The Robbins–Monro setup
Robbins and Monro (1951) studied the more general problem of finding a root of the equation $\mathbb{E}[g(\theta, \xi)] = 0$ when only noisy samples $g(\theta, \xi)$ are available. They proved that the iteration
$$\theta_{t+1} = \theta_t - \eta_t\, g(\theta_t, \xi_t)$$
converges almost surely to a root provided
$$\sum_t \eta_t = \infty, \qquad \sum_t \eta_t^2 < \infty.$$
The first condition prevents premature stopping (you must accumulate enough learning rate to reach the root); the second damps the noise. Schedules satisfying both include $\eta_t = c/t^\alpha$ for $\alpha \in (1/2, 1]$.

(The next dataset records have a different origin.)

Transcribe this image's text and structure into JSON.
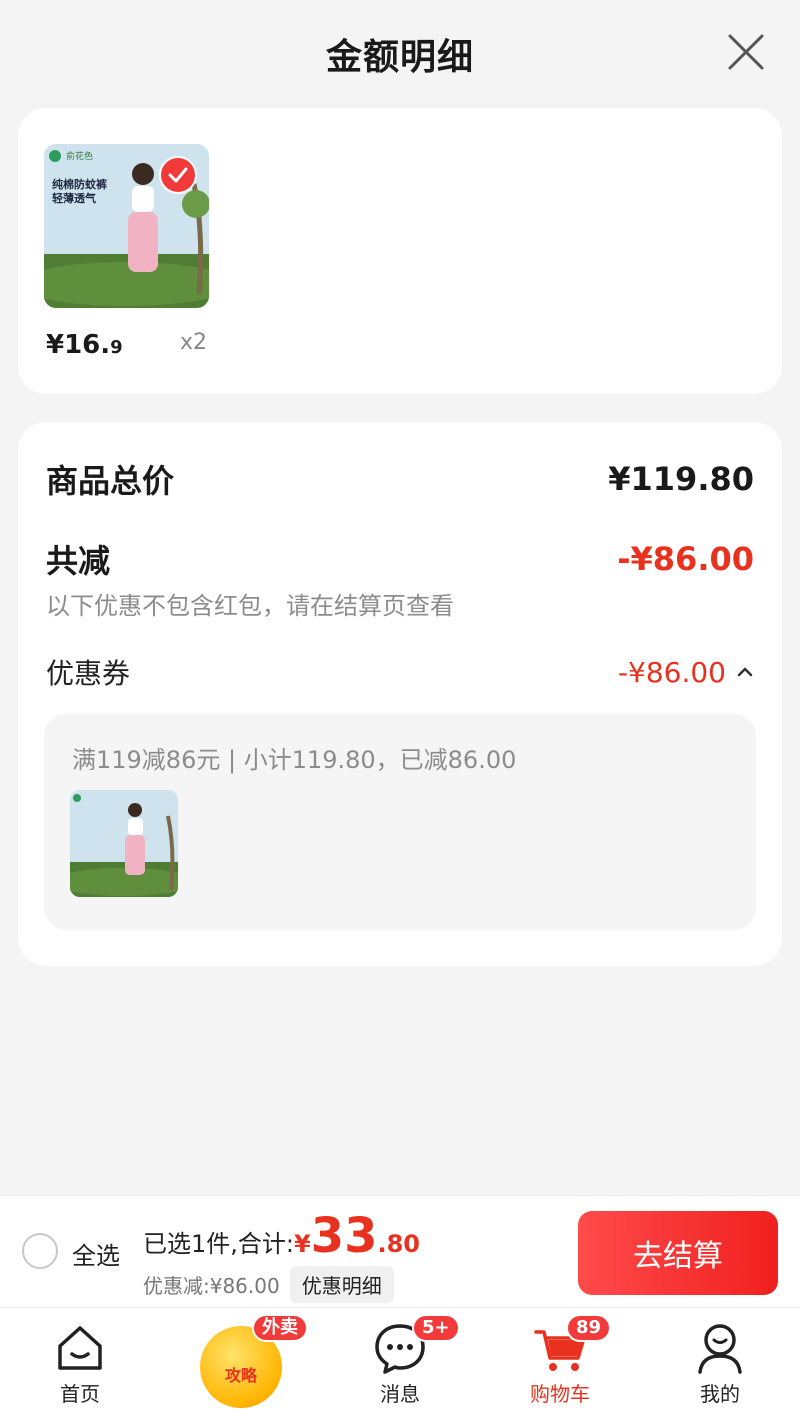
{
  "header": {
    "title": "金额明细"
  },
  "product": {
    "thumb_brand": "俞花色",
    "thumb_line1": "纯棉防蚊裤",
    "thumb_line2": "轻薄透气",
    "price_main": "¥16.",
    "price_dec": "9",
    "qty": "x2"
  },
  "detail": {
    "total_label": "商品总价",
    "total_value": "¥119.80",
    "reduce_label": "共减",
    "reduce_value": "-¥86.00",
    "reduce_note": "以下优惠不包含红包，请在结算页查看",
    "coupon_label": "优惠券",
    "coupon_value": "-¥86.00",
    "coupon_rule": "满119减86元 | 小计119.80，已减86.00"
  },
  "bottom": {
    "select_all": "全选",
    "selected_label": "已选1件,合计:",
    "yen": "¥",
    "total_int": "33",
    "total_dec": ".80",
    "discount_text": "优惠减:¥86.00",
    "detail_chip": "优惠明细",
    "checkout": "去结算"
  },
  "tabs": {
    "home": "首页",
    "promo_text": "攻略",
    "promo_badge": "外卖",
    "messages": "消息",
    "messages_badge": "5+",
    "cart": "购物车",
    "cart_badge": "89",
    "mine": "我的"
  },
  "colors": {
    "accent": "#e8321f",
    "badge": "#f23a3a"
  }
}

In the deep learning case, $g(\theta, \xi)$ is the mini-batch gradient and $\xi$ indexes the batch.
Mini-batch gradients
Let $\mathcal{B}_t$ be a uniformly random subset of $\{1, \ldots, N\}$ of size $B$. The mini-batch gradient
$$\hat{g}_t = \frac{1}{B} \sum_{i \in \mathcal{B}_t} \nabla \ell_i(\theta_t)$$
has expectation $\mathbb{E}[\hat{g}_t] = \nabla L(\theta_t)$ (it is unbiased). Its variance, assuming sampling without replacement and ignoring the finite-population correction, is
$$\operatorname{Var}(\hat{g}_t) = \frac{\sigma^2}{B}, \qquad \sigma^2 := \frac{1}{N} \sum_{i=1}^N \|\nabla \ell_i - \nabla L\|^2.$$
The variance scales as $1/B$. Doubling the batch size halves the variance and quarters the standard deviation. This is the key trade-off: larger batches give cleaner gradients but cost more compute per step.
The signal-to-noise ratio
The gradient signal-to-noise ratio is $\mathrm{SNR} = \|\nabla L\|^2 / \operatorname{Var}(\hat{g})$. Early in training, $\|\nabla L\|$ is large and SNR is high, even tiny batches are informative. Late in training, $\|\nabla L\|$ is small and SNR drops; the noise can dominate the signal, which is when we typically reduce the learning rate or increase the batch size.
Why noise can help
If we wanted to minimise variance, we would always use full-batch gradient descent. So why is mini-batch SGD the workhorse of deep learning? Three reasons:
- Computational efficiency. Each example contributes information; processing $B$ at a time on a GPU is far cheaper per example than processing one at a time. SGD spends compute where it counts.
- Saddle-point escape. As discussed in §10.1, noise breaks ties at saddle points. A purely deterministic method can stall on a saddle; a noisy one cannot.
- Implicit regularisation. Noise pushes the iterate towards flatter regions of the loss surface, which generalise better. We will make this precise in §10.14.
Mini-batch SGD update. For batch size $B$ and learning rate $\eta_t$,
$$\theta_{t+1} = \theta_t - \eta_t\, \hat{g}_t, \qquad \hat{g}_t = \frac{1}{B} \sum_{i \in \mathcal{B}_t} \nabla \ell_i(\theta_t).$$
The estimate is unbiased; its variance is $O(\sigma^2/B)$ where $\sigma^2$ is the per-example gradient variance.